The NYC Tea Party was fairly well -attended. I would have liked to see a thousand people, but it is New York--that bastion of liberalism--after all. The crowd was varied as far as age, but I have to say that minorities were a little underrepresented. On the other hand, one speaker urged the audience not to adjust their cameras, because he was, in fact, a black Republican.

Aside from Obama himself, the politician who seemed to get the most attention was Charles Shumer for his quote that the American people don't care about the "porky" provisions of the stimulus bill. (This group didn't care about the stimulus portions of the pork bill.)

UPDATE: Good photo gallery from Jeff Smith.
(cwcid: Glenn Reynolds)

UPDATE: The New York Post story.

Friday, February 27, 2009

Dear Professor Roubini

I have the greatest respect for your prescience and foreknowledge about the current financial market crisis.

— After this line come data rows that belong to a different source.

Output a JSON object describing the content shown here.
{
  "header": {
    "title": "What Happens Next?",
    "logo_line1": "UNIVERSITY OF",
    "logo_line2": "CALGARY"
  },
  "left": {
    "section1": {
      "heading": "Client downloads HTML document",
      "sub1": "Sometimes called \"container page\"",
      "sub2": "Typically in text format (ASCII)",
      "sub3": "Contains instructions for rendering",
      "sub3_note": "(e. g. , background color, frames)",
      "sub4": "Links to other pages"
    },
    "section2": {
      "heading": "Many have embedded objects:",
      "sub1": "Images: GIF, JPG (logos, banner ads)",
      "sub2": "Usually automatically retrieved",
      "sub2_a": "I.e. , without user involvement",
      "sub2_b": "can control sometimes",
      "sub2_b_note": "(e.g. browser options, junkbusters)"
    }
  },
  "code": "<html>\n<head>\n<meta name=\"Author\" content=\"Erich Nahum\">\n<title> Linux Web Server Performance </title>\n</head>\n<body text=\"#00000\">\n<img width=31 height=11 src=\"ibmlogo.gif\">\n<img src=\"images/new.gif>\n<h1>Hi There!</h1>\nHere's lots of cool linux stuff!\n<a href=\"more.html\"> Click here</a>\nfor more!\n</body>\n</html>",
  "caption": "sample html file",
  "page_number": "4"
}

I respectfully suggest, however, that your latest Twitter post about your interview with Maria Bartiromo (hereafter referred to on this blog with the greatest respect as "Maria") misses a very important point about the nationalization of the large banks in the United States.

I refer you to Gerald P. O'Driscoll's recent column in the WSJ. As Jerry points out, there are two flavors of nationalization. The FDIC has practiced one flavor for a long time, with respectable effect. In that flavor, the FDIC closes down insolvent institutions, sells off the pieces that they can and the taxpayer is on the hook for the rest. The operative words here are "closes down."

The other flavor of nationalization, which is the one you confuse, is to somehow allow these institutions to continue to operate so that at some later time they can be "sold back" to the private sector.

There are many problems with this approach, but I will mention only one.

THE SALE BACK TO THE PRIVATE SECTOR WOULD NEVER HAPPEN!

Do you honestly think that if Barney Frank and Christopher Dodd were to get their hands on a bank that is backed by the full faith and credit of the United States, that they will ever let it go?

Not in a million years.

As Jerry O'Driscoll points out, "nationalized" banks would be quickly politicized.

In fairness, I believe that you think there is some happy median between shutting down the largest financial institutions in the US and having them operate under political control.

I respectfully submit that you are mistaken.

Thursday, February 26, 2009

Starting over

I've decided to return to blogging in order to contribute to the debate about how to get out of the current financial crisis. The stimulus plan stimulated me to do this.

Here is a post about one issue that has concerned me for some time--the idea that the number of taxpayers who owe no tax is likely to exceed 50%. When that happens, it is likely to be a tipping point in the debate about reforming the tax system because the majority that pays no tax will outvote the minority that pays something.